Stock of securities is valued at lower of cost and net realisable value. Cost is determined on weighted average basis.

(g) Employee benefits.

(i) The Company follows the policy of "pay as you go" method for gratuity and hence no provision is made in the books of accounts.

(ii) No provision is made for leave encashment payments and same is accounted when paid.

Mar 31, 2010

(a) The Company follows the mercantile system of accounting both as to Income and Expenditure except those with significant uncertainities.

(b) Investments are accounted on actual cost basis.

(c) Inventories are valued at cost or market price whichever is lower.

(d) Fixed Assets are stated at cost less depreciation.

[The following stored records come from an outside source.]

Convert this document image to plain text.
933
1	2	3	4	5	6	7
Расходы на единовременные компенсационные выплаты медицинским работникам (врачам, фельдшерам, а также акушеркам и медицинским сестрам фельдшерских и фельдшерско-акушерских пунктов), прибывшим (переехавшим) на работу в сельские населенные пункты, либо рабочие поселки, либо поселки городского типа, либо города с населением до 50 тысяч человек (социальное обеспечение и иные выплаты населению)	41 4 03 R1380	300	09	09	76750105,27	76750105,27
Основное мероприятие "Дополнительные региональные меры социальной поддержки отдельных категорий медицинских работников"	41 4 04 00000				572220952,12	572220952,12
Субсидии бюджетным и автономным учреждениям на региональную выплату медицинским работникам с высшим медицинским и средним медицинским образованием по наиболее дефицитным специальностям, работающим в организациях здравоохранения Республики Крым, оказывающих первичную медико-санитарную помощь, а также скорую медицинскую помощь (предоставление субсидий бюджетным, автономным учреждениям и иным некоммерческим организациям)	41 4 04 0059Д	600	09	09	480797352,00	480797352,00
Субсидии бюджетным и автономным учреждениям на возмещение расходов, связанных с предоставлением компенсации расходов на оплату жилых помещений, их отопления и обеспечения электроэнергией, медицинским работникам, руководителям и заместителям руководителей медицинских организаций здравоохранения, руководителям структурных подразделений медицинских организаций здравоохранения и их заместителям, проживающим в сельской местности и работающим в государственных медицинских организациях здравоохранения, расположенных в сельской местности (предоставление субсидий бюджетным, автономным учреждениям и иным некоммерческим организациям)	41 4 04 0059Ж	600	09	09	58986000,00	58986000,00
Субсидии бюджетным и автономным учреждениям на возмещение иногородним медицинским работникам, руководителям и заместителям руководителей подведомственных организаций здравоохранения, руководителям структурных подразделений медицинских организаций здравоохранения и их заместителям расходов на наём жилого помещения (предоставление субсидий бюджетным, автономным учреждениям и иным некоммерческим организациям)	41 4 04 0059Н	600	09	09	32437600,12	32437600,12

(e) Depreciation on all Assets is provided on Straight Line Method in accordance with provisions of section 205(2) of Companies Act, 1956.

(f) Retirement Benefits :

(i) The Company follows the policy of "pay as you go" method for gratuity and hence no provisions are made in the books of accounts.

(ii) No provision is made for leave encashment payments and same is accounted when paid.

(g) Taxation :

Tax expenses comprise both current tax and deferred tax at the applicable enacted or substantially enacted rates. Current tax represents the amount of income tax payable/recoverable in respect of the taxable income/loss for the reporting period.

Deferred tax represents the effect of timing difference between taxable income and accounting income for the reporting period that originates in one period and are capable of reversal in one or more subsequent periods.

Deferred tax assets are recognised only if there is a reasonable certainty that sufficient future taxable income will be available, against which they can be realised. The carrying amount of deferred tax assets is reviewed at each Balance Sheet date and reduced to the extent that it is no longer probable that sufficient taxable profit will be available to allow all or part of the deferred tax asset to be utilised.